The company expects the deal to increase earnings per share by 6% and earnings before interest, taxes, depreciation and amortization by approximately 13% in the first full year following closing.

Al-Lamki said the deal could result in a higher payout for shareholders. Adnoc Distribution's dividend policy guarantees 75% of net income at a minimum of $700 million or more per year until 2030.

Adnoc Distribution enters the South African fuel retail market which has increasingly consolidated around commodity-trader-backed owners. Vitol's Vivo Energy became the market leader after buying most of Engen from Malaysia's Petronas in 2024, while Glencore runs the country's second-largest network since its acquisition of Chevron's Caltex stations in 2018.

In line with South Africa's broad-based Black Economic Empowerment law, ⁠the 28% stake in SDSA ⁠will be sold to a local partner and an employee stock-option plan following the closing, leaving Adnoc Distribution with a 72% majority. SDSA had a fuel volume of approximately 3.5 billion liters and operated 360 convenience stores by 2025.

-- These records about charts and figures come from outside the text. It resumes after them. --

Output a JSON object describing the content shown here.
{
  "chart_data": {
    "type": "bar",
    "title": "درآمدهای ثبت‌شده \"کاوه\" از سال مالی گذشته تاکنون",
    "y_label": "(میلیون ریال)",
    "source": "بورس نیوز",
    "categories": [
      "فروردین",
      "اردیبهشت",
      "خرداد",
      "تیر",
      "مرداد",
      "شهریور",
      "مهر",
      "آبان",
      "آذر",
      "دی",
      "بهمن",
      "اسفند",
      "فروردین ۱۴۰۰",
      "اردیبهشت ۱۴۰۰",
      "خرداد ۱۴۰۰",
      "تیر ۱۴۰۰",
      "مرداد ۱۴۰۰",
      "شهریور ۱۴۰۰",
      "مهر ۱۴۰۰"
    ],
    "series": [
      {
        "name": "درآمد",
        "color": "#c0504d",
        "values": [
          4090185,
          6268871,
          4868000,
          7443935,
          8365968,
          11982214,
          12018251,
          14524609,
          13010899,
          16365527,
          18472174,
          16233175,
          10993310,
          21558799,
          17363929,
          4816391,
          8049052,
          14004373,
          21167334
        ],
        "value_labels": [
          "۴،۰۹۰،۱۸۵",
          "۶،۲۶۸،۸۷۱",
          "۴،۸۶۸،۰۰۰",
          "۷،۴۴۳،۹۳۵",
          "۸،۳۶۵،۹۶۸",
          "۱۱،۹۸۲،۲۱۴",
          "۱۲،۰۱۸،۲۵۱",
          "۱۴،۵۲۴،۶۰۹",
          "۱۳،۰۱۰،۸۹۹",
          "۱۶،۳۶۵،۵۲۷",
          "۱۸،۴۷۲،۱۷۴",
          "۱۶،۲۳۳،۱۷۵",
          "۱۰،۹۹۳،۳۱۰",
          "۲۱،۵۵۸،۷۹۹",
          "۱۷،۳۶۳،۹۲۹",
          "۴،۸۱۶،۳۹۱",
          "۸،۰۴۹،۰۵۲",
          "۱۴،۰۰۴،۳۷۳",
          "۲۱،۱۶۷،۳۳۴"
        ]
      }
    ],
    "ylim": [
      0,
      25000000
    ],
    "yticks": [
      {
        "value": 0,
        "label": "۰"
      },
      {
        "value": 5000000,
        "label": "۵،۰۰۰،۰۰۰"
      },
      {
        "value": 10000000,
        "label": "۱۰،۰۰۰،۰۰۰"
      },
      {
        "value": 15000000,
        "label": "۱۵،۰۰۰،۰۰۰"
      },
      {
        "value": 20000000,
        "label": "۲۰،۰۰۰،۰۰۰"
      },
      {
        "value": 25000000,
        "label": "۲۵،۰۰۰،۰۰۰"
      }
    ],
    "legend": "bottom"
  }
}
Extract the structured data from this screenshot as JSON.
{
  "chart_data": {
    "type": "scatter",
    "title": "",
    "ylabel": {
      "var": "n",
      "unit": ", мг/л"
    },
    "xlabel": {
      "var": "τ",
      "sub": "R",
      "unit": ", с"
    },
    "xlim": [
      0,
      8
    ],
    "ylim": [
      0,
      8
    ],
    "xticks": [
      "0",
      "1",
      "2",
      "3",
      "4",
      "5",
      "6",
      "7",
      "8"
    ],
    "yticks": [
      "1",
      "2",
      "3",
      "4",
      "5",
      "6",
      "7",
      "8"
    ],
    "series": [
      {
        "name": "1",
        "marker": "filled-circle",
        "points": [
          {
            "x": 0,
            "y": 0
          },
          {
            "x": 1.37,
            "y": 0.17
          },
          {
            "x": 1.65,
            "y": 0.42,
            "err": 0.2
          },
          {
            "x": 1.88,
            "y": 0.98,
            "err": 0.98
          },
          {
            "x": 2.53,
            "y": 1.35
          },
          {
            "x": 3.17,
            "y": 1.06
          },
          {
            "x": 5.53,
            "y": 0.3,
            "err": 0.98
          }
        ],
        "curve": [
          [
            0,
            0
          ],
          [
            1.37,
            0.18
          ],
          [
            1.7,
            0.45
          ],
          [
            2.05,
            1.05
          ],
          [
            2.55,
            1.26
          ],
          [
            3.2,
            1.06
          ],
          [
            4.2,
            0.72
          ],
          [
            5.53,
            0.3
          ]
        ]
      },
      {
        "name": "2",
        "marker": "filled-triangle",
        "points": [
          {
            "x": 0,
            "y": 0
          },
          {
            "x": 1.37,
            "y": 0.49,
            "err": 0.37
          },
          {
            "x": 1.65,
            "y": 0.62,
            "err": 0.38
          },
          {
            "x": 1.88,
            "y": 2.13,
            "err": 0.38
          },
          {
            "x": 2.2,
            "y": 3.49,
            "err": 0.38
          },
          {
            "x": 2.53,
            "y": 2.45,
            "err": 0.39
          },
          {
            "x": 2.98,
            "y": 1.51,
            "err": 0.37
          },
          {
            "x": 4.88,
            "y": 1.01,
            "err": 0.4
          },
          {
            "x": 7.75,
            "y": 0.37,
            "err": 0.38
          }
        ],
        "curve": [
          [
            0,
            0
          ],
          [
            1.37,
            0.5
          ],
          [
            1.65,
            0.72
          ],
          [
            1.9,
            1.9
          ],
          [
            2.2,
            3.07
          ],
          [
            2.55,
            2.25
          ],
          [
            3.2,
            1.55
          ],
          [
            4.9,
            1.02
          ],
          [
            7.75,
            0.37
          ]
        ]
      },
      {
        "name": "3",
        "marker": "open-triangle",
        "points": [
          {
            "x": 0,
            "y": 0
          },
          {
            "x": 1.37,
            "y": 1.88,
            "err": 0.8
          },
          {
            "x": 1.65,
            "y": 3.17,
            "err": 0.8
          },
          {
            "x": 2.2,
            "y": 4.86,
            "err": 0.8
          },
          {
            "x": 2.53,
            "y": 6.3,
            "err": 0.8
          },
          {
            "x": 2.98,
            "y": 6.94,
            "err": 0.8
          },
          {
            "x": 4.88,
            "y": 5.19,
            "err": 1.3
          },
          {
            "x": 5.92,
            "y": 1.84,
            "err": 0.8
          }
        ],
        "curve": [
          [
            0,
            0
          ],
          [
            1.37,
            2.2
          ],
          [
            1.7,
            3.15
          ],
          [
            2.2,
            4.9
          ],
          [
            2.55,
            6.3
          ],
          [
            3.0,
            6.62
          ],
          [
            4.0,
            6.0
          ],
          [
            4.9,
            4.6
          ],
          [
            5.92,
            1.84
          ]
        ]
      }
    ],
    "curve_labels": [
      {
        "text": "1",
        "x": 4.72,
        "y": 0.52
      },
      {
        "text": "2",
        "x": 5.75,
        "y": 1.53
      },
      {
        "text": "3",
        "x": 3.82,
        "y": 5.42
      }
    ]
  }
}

Adnoc Distribution said South Africa's regulated fuel pricing structure provides gross margins per liter equivalent to those in the UAE, which protects returns from inflation and currency volatility.

Before the US–Israeli war with Iran, about 60% of the country's refined product demand was met by imports, mainly from the Gulf. When Al-Lamki was asked if his company would invest in refining, he said, “We are, first and foremost, a convenience and retail company.” He said it would focus on retail networks, convenience stores, aviation, B2B and lubricants.

Adnoc Distribution will retain the Shell brand for retail service stations and lubricants business under a long-term licensing agreement.

“Shell has been in South Africa for more than 120 years. Customers are used to it,” Al-Lamki said. “We believe there is value in maintaining this brand.”